Kelly’‘s point is true enough. The trouble is, he falls back on a tired, wholly inaccurate paradigm — socialism — to describe how these social networking communities work. What they really embody, of course, is the commons. For a magazine that coins new jargon at the least provocation, it’s a mystery why Wired could find no better term than “socialism” to describe online sharing.
Kelly’s article documents the wide variety of online projects that rely upon cooperation, collaboration and collectivism. There are dozens of social networking sites from Facebook to MySpace to Second Life, for example. There are nearly 151 different types of wiki software powering thousands of wiki sites. There are collaborative sites like Digg and Reddit, which let users vote on the most interesting Web stories. Flickr hosts photo-sharing. Free software enables collaborative code-writing. The blogosphere shares the latest news, commentary and cultural memes.

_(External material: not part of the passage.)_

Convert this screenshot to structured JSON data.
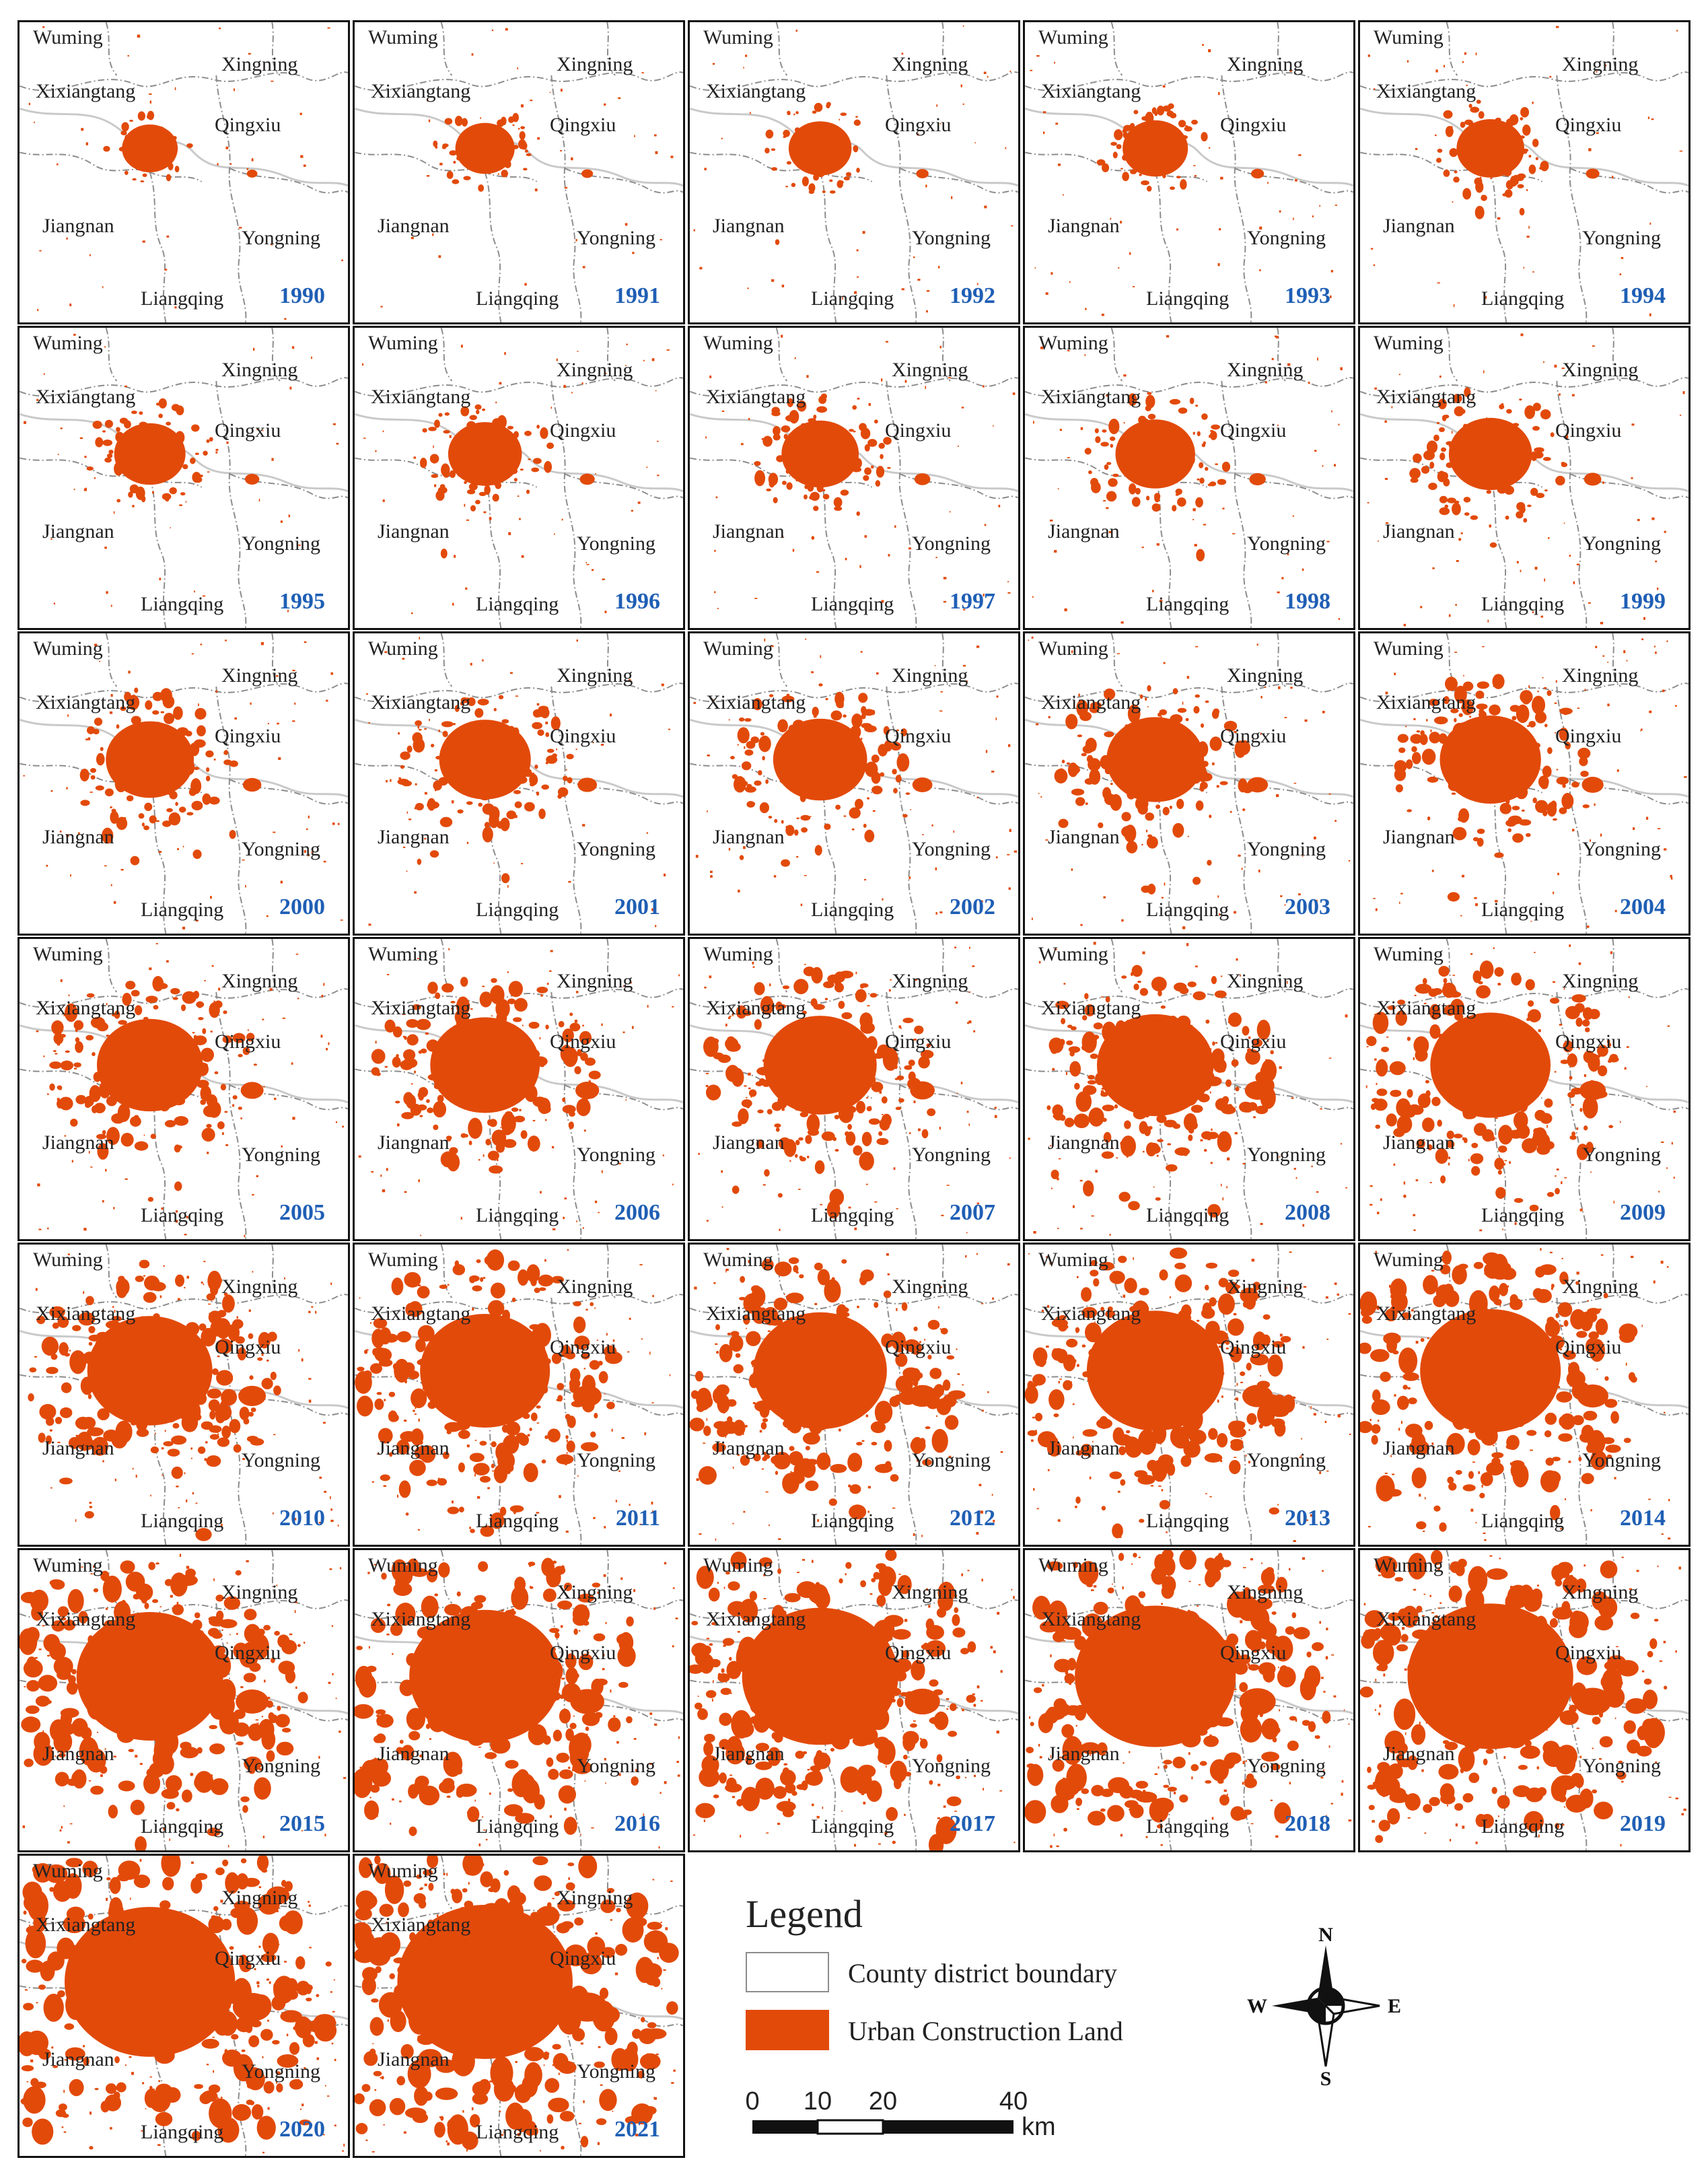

Kelly concedes, “We’re not talking about your grandfather’s socialism. In fact, there is a long list of past movements this new socialism is not. It is not class warfare. It is not anti-American; indeed; digital socialism may be the newest American innovation. While old-school socialism was an arm of the state, digital socialism is socialism without the state. This new brand of socialism currently operates in the realm of culture and economics, rather than government — for now.”

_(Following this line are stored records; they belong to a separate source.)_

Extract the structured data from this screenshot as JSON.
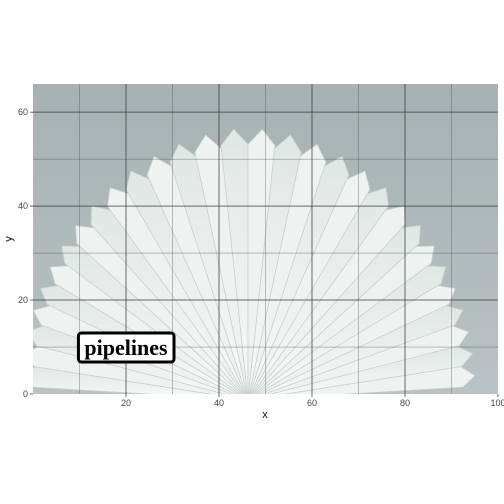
{
  "chart_data": {
    "type": "scatter",
    "title": "",
    "xlabel": "x",
    "ylabel": "y",
    "xlim": [
      0,
      100
    ],
    "ylim": [
      0,
      66
    ],
    "x_ticks": [
      20,
      40,
      60,
      80,
      100
    ],
    "y_ticks": [
      0,
      20,
      40,
      60
    ],
    "grid": true,
    "background": "photo of white fan-shaped pleated shapes radiating from the bottom center",
    "annotations": [
      {
        "text": "pipelines",
        "x": 20,
        "y": 10
      }
    ],
    "colors": {
      "sky": "#a9b4b5",
      "fan_light": "#eef3f1",
      "fan_shadow": "#c9d3d0",
      "grid": "#3a3a3a"
    }
  }
}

This is something of a token disclaimer, however, because the article includes a sidebar that casts social media as part of a historical tradition that originates in The Communist Manifesto, the Russian Revolution, the Cuban Revolution and Mikhail Gorbachev’s glasnost. Wired and Kelly are apparently so spooked by communism and socialism — 20 years after the fall of the Berlin Wall! — that they still cannot talk about collectivist endeavors without associating them with Marx, Lenin and Stalin.
This is just stupid. As a matter of intellectual history and politics, the emerging online collectivism has nothing to do with communist revolutions or state socialism. So why even locate online media in that tradition? One suspects that Kelly or some shallow editor thought that “the new socialism” would be a catchy, provocative hook. Sigh. The silly conventions of mass-market journalism.

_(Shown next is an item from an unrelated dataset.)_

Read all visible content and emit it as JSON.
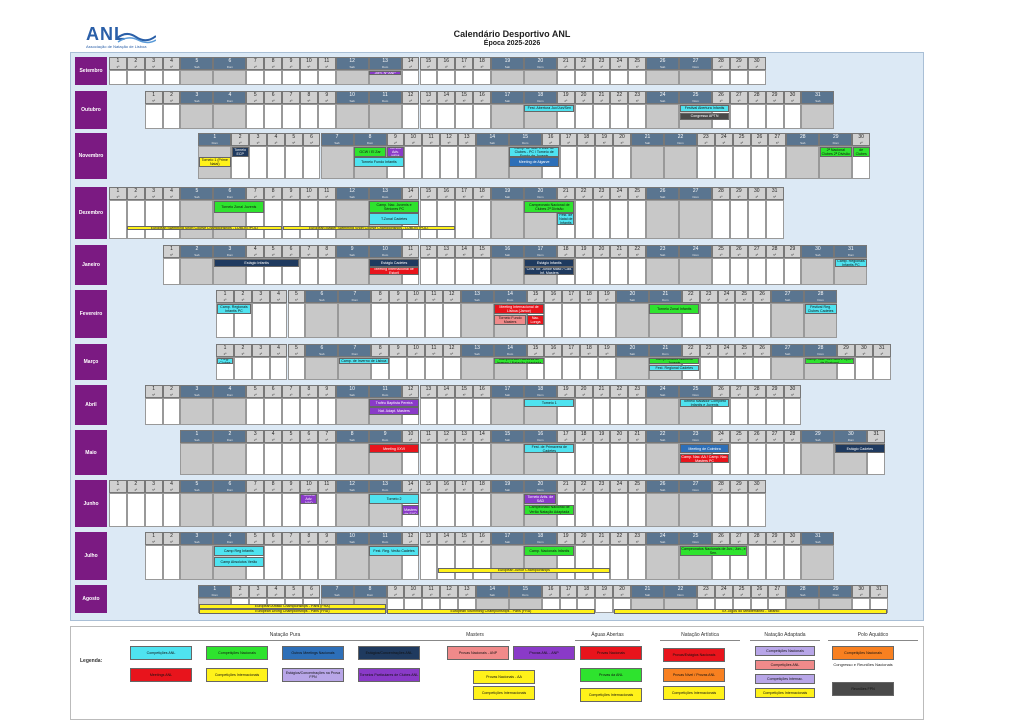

Internet-based innovations hold enormous promise for structuring our social relations and economy in more open, egalitarian and meritocratic ways. They help us see the enormous creative role of sharing and collaboration, especially as opposed to traditional markets and proprietary control. But so long as people as smart as Kelly insist upon using archaic and inapt categories like socialism and communism to name the distinctive dynamics of online social media, they confuse and muddy the real story rather than illuminate it.
My advice: read Kelly’s article as a valuable survey of the online commons, but discard the communist/socialist angle as ridiculous editorial packaging. Maybe, soon, American journalism will grow up and be able to distinguish the commons from communism.